Key idea: adversity is necessary for “soul-making.”

Goals and Sequences

Morris echoes, or perhaps anticipates, themes from his other works: “We need a clear conception of what is important” (36-37).

Key idea: “Inconsistency often shows that at some level we really don’t know what we want” (39).  Consistency is truth.  When you are inconsistent, you are not being true to yourself.  One way to guide us is reason.  But Seneca has a “thick,” not thin concept of reason: “It is the whole ability we have to grasp, through intuition, interpretation, and inference, what the truth is about anything” (42).
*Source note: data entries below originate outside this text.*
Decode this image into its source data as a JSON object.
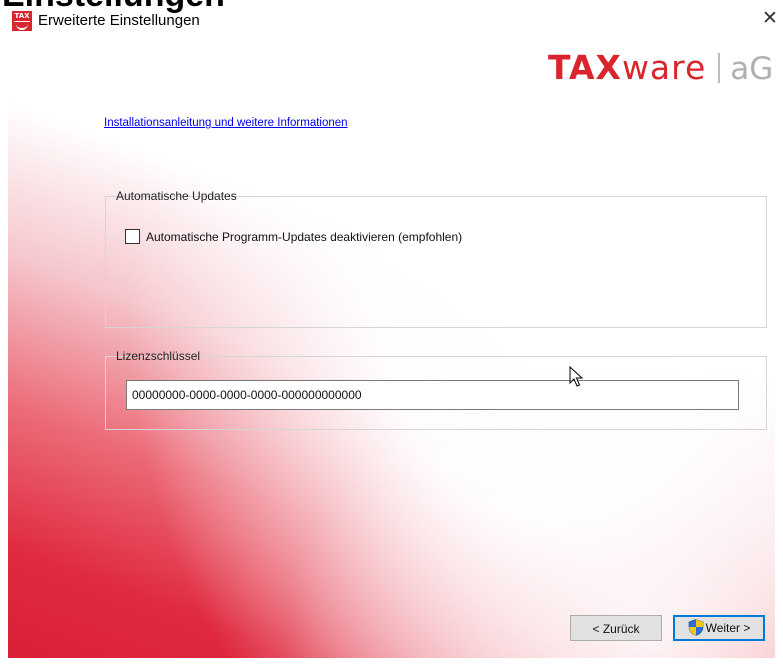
{
  "window": {
    "clipped_heading": "Einstellungen",
    "title": "Erweiterte Einstellungen",
    "close_glyph": "✕",
    "app_icon_text": "TAX"
  },
  "logo": {
    "part1": "TAX",
    "part2": "ware",
    "part3": "aG",
    "brand_color": "#d9262e"
  },
  "links": {
    "install_info": "Installationsanleitung und weitere Informationen"
  },
  "updates_group": {
    "label": "Automatische Updates",
    "checkbox_label": "Automatische Programm-Updates deaktivieren (empfohlen)",
    "checkbox_checked": false
  },
  "license_group": {
    "label": "Lizenzschlüssel",
    "value": "00000000-0000-0000-0000-000000000000"
  },
  "buttons": {
    "back": "< Zurück",
    "next": "Weiter >"
  },
  "icons": {
    "app": "taxware-app-icon",
    "shield": "uac-shield-icon",
    "cursor": "mouse-pointer-icon"
  }
}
While many probably admire the Stoic’s ability to not let things get to them, few can go with them on negating all emotion.  Is that what the Stoics really teach?  Probably.  Maybe.  The key point, as Morris notes, is that “any extreme of emotion can distort our perspective if it gets out of control” (48).

Ethics

The most famous modern ethical dilemma is the trolley dilemma or perhaps the Nazis at the door.  Such discussions are important but largely irrelevant to modern life.  Following Seneca, Morris notes, “In modern times we are encouraged to suspect that ethical dilemmas will stalk us at every turn, making it nearly impossible to have agreed upon, universally applicable standards” (57). In reality, you won’t be in those situations.
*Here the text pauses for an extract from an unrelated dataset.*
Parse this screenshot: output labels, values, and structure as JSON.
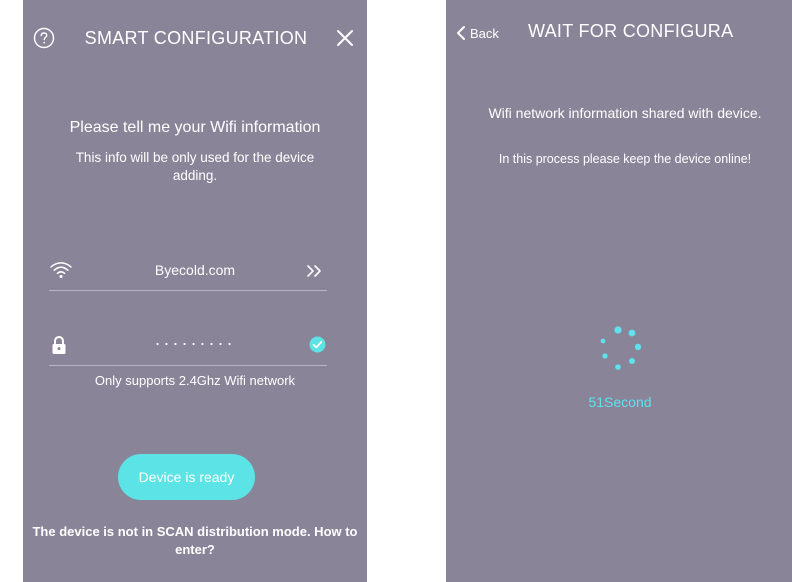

While we cannot go with the cosmic pantheism of the Stoics, they are correct that we stand in “reciprocally dependent relations with each other.”

Perspective

“It is not external forces in our lives, but our own beliefs about those forces that pressure us and bring on us all the negative experience” (76).  The background for this comment is that we shouldn’t look to the external world for our happiness. Morris takes the Stoic emphasis on the internal and draws a shocking (yet common-sense) conclusion: by focusing “our thoughts, plans, attitudes and energies…close to home, to what we can control, to the small sphere of real personal competence that we do command,” we are actually able to achieve positive change and balance (81). 

In other words, identify your range of control.  Your range of control is what is truly in your power: assent, aspiration, and action (86). This means developing our core within ourselves, which for the Stoics meant cultivating virtue and living according to reason. This means cultivating the will, “the seat of virtue or vice” (99).

Good practical advice

“It is only the relaxed and rested mind that can be intuitive and creative to its highest potential” (60-61).
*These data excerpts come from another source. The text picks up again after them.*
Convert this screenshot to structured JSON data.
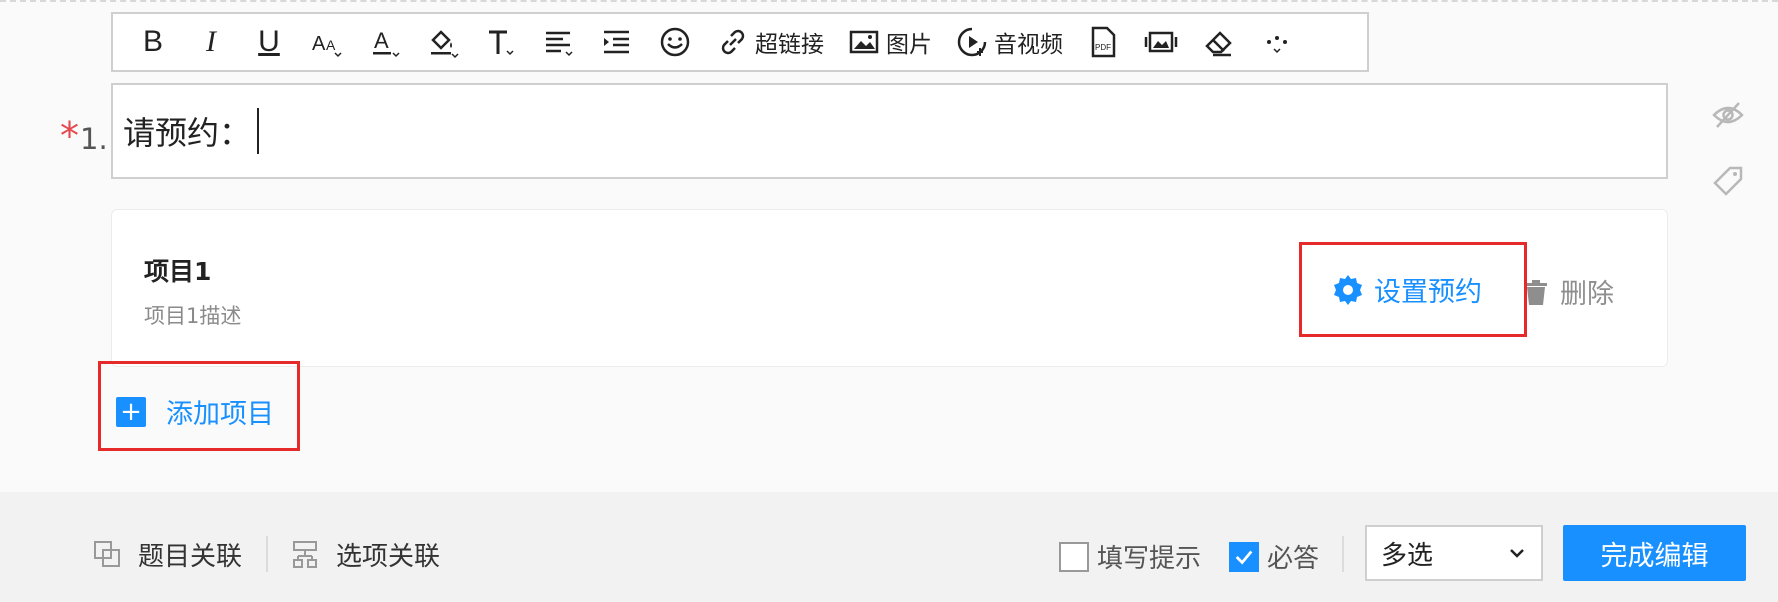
{
  "toolbar": {
    "buttons": [
      {
        "name": "bold",
        "glyph": "B"
      },
      {
        "name": "italic",
        "glyph": "I"
      },
      {
        "name": "underline",
        "glyph": "U"
      }
    ],
    "link_label": "超链接",
    "image_label": "图片",
    "media_label": "音视频"
  },
  "question": {
    "required_mark": "*",
    "number": "1.",
    "text": "请预约："
  },
  "item": {
    "title": "项目1",
    "description": "项目1描述",
    "set_label": "设置预约",
    "delete_label": "删除"
  },
  "add_item_label": "添加项目",
  "add_item_plus": "+",
  "footer": {
    "question_link_label": "题目关联",
    "option_link_label": "选项关联",
    "hint_label": "填写提示",
    "hint_checked": false,
    "required_label": "必答",
    "required_checked": true,
    "select_value": "多选",
    "done_label": "完成编辑"
  },
  "colors": {
    "accent": "#1890ff",
    "highlight": "#e62a2a",
    "required": "#e5484d"
  }
}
Reason isn’t everything.  “While we should govern imagination by reason, it is only the power of the imagination that is able to tame emotion” (93).

Like all of Morris’s books, this book makes the ethical life exciting.  As Christians we don’t always have to agree with the Stoics (and Morris offers his own criticisms at the end).  Nonetheless, the early Christians in the New Testament dealt with the Stoics and Epicureans, not the Platonists (who are no doubt important in their own way).